Choosing data formats

“Just use CSV or JSON” is common, but each format has sweet spots. Here’s a quick guide for exchange, storage, and analytics.

When you need tabular data

For rows and columns, pick text or columnar binary based on how you’ll process it.

CSV / TSV

  • Human-readable text. CSV uses commas; TSV uses tabs and is simpler when values contain commas.
  • Escaping and embedded newlines can be tricky. TSV avoids commas but needs care for tabs in data.
  • Great for ad hoc exchange and spreadsheets; you still need to share the schema separately.

Parquet / Arrow

  • Columnar binary with compression/encoding; fast for analytics and carries types.
  • Standard in big data stacks (Spark/Presto/BigQuery compatibility).
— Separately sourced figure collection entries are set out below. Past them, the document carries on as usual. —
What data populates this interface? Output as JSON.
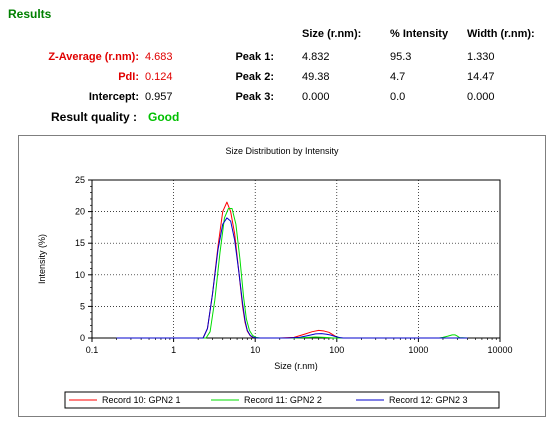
{
  "results": {
    "heading": "Results",
    "column_headers": {
      "size": "Size (r.nm):",
      "intensity": "% Intensity",
      "width": "Width (r.nm):"
    },
    "summary": [
      {
        "label": "Z-Average (r.nm):",
        "value": "4.683",
        "color": "#e00000"
      },
      {
        "label": "PdI:",
        "value": "0.124",
        "color": "#e00000"
      },
      {
        "label": "Intercept:",
        "value": "0.957",
        "color": "#000000"
      }
    ],
    "peaks": [
      {
        "label": "Peak 1:",
        "size": "4.832",
        "intensity": "95.3",
        "width": "1.330"
      },
      {
        "label": "Peak 2:",
        "size": "49.38",
        "intensity": "4.7",
        "width": "14.47"
      },
      {
        "label": "Peak 3:",
        "size": "0.000",
        "intensity": "0.0",
        "width": "0.000"
      }
    ],
    "quality_label": "Result quality :",
    "quality_value": "Good"
  },
  "chart_data": {
    "type": "line",
    "title": "Size Distribution by Intensity",
    "xlabel": "Size (r.nm)",
    "ylabel": "Intensity (%)",
    "xscale": "log",
    "xlim": [
      0.1,
      10000
    ],
    "ylim": [
      0,
      25
    ],
    "xticks": [
      0.1,
      1,
      10,
      100,
      1000,
      10000
    ],
    "xtick_labels": [
      "0.1",
      "1",
      "10",
      "100",
      "1000",
      "10000"
    ],
    "yticks": [
      0,
      5,
      10,
      15,
      20,
      25
    ],
    "ytick_labels": [
      "0",
      "5",
      "10",
      "15",
      "20",
      "25"
    ],
    "grid": "dotted",
    "legend_position": "bottom",
    "series": [
      {
        "name": "Record 10: GPN2 1",
        "color": "#ff0000",
        "x": [
          0.2,
          1,
          2.3,
          2.6,
          3.0,
          3.5,
          4.0,
          4.5,
          5.0,
          5.6,
          6.3,
          7.0,
          7.5,
          8.0,
          8.7,
          9.5,
          10.5,
          12,
          20,
          30,
          40,
          50,
          60,
          70,
          80,
          90,
          100,
          110,
          1000,
          4000
        ],
        "y": [
          0,
          0,
          0,
          1.5,
          7.0,
          14.5,
          20.0,
          21.5,
          20.0,
          16.5,
          10.5,
          5.0,
          2.5,
          1.1,
          0.35,
          0.1,
          0,
          0,
          0,
          0.1,
          0.6,
          1.0,
          1.2,
          1.1,
          0.9,
          0.5,
          0.15,
          0,
          0,
          0
        ]
      },
      {
        "name": "Record 11: GPN2 2",
        "color": "#00dd00",
        "x": [
          0.2,
          1,
          2.5,
          2.8,
          3.2,
          3.7,
          4.2,
          4.7,
          5.2,
          5.8,
          6.5,
          7.2,
          7.8,
          8.5,
          9.3,
          10.2,
          11.5,
          12,
          30,
          45,
          55,
          70,
          80,
          90,
          100,
          1800,
          2000,
          2300,
          2600,
          2800,
          3000,
          3200,
          4000
        ],
        "y": [
          0,
          0,
          0,
          1.0,
          6.0,
          13.5,
          19.0,
          20.5,
          20.5,
          18.0,
          12.5,
          6.5,
          3.0,
          1.2,
          0.4,
          0.1,
          0,
          0,
          0,
          0.1,
          0.15,
          0.1,
          0.05,
          0,
          0,
          0,
          0.1,
          0.3,
          0.5,
          0.5,
          0.3,
          0.05,
          0
        ]
      },
      {
        "name": "Record 12: GPN2 3",
        "color": "#0000cc",
        "x": [
          0.2,
          1,
          2.3,
          2.6,
          3.0,
          3.5,
          4.0,
          4.5,
          5.0,
          5.6,
          6.3,
          7.0,
          7.5,
          8.0,
          8.7,
          9.5,
          10.5,
          12,
          25,
          35,
          45,
          55,
          65,
          75,
          85,
          95,
          110,
          120,
          1000,
          4000
        ],
        "y": [
          0,
          0,
          0,
          1.5,
          7.0,
          14.0,
          18.0,
          19.0,
          18.5,
          15.5,
          10.5,
          5.5,
          2.8,
          1.2,
          0.4,
          0.1,
          0,
          0,
          0,
          0.1,
          0.4,
          0.65,
          0.7,
          0.6,
          0.45,
          0.25,
          0.05,
          0,
          0,
          0
        ]
      }
    ]
  }
}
Arrow also defines in-memory layout.
  • Not human-friendly, but good for long-term storage and analysis with explicit schema.

When you need flexible structure

For nested objects and arrays, JSON variants are a good fit.

JSON / JSONL

  • Key/value with nesting; common for APIs and configs.
  • JSONL (one object per line) works well for streaming and incremental processing.
  • Types are loose; pair with a schema (e.g., JSON Schema) to catch breaking changes.

Quick guidance by use case

Balance readability, size, speed, and tool support.

Recommendations

  • Human-friendly editing: TSV/CSV (mind escaping).
  • APIs, configs, logs: JSON/JSONL (manage schema separately).
  • Analytics and large datasets: columnar binaries like Parquet/Arrow with schema.